Speaking to the rally after the flotilla

United front against Enbridge Line 5

We ended up Saturday night at a campfire on the land of some Odawa Indians on Lake Michigan, where longtime anti-nuclear and environmental activist Victor McManemy, who is also a folk singer who has performed with Pete Seeger, continued to lead singing with his guitar and harmonica with songs he did not have time to get to in his afternoon performance at the Water Is Life Festival.

I am finding as I go around the country that the fights against fracking and new fossil fuel infrastructure have the most energy and people involved of any grassroots movement. These people are fighting to defend their land – from Indian nation water protectors resisting the XL Keystone and Enbridge Line 5 pipelines to New Yorkers fighting fracked- gas pipelines, compressor stations, and power plants as well as “bomb trains” and barges moving fracked-oil from the Bakken field across the state.

These movements to ban fracking and all new fossil fuel infrastructure are the cutting edge of the climate movement. If we don’t stop this new fossil fuel infrastructure, we will be locked into another 40 or more years of fossil fuel burning that will result in a climate holocaust that leads to mass species extinctions, the collapse of ecosystems, and with that, the collapse of agriculture and human civilization. Indeed, current fossil fuel infrastructure must be shut down before its normal operating life is complete.
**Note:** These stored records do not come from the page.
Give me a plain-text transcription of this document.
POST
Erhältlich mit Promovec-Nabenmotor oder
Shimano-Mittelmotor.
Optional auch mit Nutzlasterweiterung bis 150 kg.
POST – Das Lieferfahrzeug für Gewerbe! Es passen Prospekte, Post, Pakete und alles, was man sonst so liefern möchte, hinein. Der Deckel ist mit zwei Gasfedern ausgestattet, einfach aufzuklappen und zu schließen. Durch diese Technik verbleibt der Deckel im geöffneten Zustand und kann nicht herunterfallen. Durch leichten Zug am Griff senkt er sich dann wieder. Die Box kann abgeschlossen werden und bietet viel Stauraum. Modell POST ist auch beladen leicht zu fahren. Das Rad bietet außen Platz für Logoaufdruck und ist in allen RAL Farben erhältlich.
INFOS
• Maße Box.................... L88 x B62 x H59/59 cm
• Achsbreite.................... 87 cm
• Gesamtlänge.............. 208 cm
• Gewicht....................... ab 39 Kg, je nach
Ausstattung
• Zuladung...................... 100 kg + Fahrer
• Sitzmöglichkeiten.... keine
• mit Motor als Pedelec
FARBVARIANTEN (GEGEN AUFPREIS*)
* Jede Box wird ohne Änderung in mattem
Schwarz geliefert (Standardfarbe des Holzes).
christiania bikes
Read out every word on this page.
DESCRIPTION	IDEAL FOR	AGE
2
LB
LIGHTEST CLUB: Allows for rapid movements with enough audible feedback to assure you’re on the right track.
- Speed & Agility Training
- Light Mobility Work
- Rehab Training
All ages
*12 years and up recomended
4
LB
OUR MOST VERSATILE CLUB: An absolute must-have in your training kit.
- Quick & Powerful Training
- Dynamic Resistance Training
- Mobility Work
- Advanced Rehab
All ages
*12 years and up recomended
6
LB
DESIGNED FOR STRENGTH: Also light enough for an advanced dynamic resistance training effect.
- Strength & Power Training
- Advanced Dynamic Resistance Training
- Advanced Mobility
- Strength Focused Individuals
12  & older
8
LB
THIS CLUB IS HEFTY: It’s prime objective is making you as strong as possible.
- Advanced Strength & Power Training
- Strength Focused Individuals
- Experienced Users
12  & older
A study published in the scientific journal Nature last month found that no new CO2-emitting infrastructure can be built, and that existing infrastructure needs to be retired early, in order to meet the Paris Agreement climate goals.

I want to thank Andrea Pierce for inviting me to participate and thank all the people who clearly put in a lot of hard work to pull off all of these well-organized events to protest the pipeline. They are an inspiration to keep fighting for environmental sanity and social justice. Shut Down Enbridge Line 5!

Victor McManemy leading song at the campfire.